Wal-Mart and several other large employers have thousands of employees covered under state Medicaid programs. The modestly paid employees qualify for the taxpayer-funded coverage due to their relatively low income. And, Wal-Mart’s health insurance plans are too expensive for these employees; different souces indicate different participation levels for employees, but none report participation above 46%. (The Wall Street Journal claims 46% of employees are enrolled in the company’s plans, other sources indicate 43% of the company’s 1.3 million workers are covered under their plans in 2005, a drop of five points from last year’s 47%.)
The average income for a Wal-Mart employee is less than $20,000 per year, making it difficult for them to afford even the least-expensive plans offered by the company. The company has developed a low-cost alternative plan (the “Value Plan”) that provides minimal coverage for an employee contributing $11 per month; while there are tight limits on benefits in the first year, these restrictions make sense; they will help mitigate adverse selection risks.
Improvements to the health benefits annonced by CEO Lee Scott include a reduction in the eligibility waiting period from two years to six months for full time workers; allowing children of part-time workers access to the plans; and reducing the waiting period for part time workers.
There are more than enough Wal-Mart bashers and advocates throwing stones over these and other issues. And the company is (somewhat unfairly) being made into a whipping-boy for a national problem. Remember, the number of employers offering health insurance has dropped by 15% over the past five years…

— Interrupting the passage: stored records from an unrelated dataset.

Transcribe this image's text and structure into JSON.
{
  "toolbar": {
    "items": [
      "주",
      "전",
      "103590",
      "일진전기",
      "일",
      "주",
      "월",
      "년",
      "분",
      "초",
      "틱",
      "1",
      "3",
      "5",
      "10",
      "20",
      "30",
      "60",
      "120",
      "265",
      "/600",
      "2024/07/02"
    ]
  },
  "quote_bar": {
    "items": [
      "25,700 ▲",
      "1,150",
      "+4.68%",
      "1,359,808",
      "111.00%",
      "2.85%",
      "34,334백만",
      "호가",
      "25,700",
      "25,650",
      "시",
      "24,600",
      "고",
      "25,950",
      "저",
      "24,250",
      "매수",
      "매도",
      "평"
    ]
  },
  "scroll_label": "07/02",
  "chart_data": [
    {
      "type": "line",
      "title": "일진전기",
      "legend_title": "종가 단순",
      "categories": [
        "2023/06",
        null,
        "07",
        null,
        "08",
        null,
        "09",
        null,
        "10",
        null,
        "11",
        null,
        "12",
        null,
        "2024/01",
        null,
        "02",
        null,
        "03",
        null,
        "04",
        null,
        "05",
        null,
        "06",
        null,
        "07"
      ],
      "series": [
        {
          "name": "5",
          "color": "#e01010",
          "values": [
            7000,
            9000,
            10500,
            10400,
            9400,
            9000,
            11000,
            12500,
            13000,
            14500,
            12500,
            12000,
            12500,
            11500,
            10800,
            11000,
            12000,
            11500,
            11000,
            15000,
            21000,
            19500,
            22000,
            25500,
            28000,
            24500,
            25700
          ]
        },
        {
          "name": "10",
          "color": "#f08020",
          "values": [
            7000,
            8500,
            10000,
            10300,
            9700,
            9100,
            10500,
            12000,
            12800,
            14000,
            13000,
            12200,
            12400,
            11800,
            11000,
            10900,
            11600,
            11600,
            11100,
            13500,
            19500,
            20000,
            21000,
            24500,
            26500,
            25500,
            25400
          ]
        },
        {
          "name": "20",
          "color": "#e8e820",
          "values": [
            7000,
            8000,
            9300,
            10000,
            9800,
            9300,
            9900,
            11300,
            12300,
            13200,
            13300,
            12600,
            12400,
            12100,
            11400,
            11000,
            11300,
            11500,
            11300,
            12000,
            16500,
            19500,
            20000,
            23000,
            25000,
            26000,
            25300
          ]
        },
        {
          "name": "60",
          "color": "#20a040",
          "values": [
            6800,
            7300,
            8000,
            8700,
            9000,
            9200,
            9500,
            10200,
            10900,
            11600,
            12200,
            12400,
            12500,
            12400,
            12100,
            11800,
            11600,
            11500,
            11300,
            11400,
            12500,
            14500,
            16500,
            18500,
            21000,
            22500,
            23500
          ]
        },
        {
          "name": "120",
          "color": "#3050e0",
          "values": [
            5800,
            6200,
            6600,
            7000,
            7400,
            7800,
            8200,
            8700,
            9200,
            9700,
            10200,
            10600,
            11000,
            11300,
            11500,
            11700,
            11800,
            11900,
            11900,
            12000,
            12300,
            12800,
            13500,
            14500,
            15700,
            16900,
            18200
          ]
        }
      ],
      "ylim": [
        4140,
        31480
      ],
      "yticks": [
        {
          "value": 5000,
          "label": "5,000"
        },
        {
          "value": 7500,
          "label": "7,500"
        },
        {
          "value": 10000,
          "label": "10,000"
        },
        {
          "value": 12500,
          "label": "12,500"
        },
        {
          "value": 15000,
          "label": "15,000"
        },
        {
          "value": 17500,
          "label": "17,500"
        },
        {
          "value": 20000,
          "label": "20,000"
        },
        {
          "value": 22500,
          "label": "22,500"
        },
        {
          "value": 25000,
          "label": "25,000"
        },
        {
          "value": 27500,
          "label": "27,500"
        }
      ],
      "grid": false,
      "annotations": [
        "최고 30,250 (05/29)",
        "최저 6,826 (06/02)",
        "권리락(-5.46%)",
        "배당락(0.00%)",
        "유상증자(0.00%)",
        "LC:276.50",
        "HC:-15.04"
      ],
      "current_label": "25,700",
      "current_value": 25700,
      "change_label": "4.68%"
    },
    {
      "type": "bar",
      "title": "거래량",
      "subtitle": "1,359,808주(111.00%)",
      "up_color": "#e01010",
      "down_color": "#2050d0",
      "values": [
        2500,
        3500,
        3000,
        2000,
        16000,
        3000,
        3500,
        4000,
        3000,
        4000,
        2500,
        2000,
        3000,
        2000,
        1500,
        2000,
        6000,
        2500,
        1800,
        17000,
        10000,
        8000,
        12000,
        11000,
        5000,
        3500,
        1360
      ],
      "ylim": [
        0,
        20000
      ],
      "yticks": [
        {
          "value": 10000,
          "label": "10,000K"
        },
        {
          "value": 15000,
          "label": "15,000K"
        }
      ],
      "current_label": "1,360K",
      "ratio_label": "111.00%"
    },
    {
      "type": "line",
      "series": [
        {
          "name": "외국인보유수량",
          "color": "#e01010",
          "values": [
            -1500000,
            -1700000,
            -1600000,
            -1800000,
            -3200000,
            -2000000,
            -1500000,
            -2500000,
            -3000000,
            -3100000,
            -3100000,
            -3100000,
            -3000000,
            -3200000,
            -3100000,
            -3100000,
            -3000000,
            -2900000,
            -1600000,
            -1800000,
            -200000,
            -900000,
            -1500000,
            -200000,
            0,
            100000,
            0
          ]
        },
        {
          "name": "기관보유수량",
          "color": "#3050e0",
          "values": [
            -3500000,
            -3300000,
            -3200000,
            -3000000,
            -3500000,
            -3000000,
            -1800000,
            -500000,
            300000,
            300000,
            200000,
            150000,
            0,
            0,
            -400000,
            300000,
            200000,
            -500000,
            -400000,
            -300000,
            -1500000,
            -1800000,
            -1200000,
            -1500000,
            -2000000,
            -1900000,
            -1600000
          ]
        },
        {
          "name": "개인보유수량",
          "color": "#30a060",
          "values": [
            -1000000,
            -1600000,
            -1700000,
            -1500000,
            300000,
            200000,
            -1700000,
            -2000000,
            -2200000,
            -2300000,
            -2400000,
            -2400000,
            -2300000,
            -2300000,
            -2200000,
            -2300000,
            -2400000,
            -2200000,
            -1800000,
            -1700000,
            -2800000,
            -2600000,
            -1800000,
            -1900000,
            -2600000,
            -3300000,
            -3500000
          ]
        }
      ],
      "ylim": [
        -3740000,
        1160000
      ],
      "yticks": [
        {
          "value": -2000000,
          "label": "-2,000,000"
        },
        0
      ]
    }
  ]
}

Simply put, labor expenses are a very significant part of Wal-Mart’s overall cost structure, and health benefit costs are hitting the company both directly (via employees on insurance) and indirectly (via the tax burden from uncompensated care, Medicare and Medicaid). This increases the company’s cost of doing business, and thereby their prices to consumers.
This is not a value statement, but reality.
What does this mean for you?
The US health care system is a burdeon on employers and our industrial competitiveness.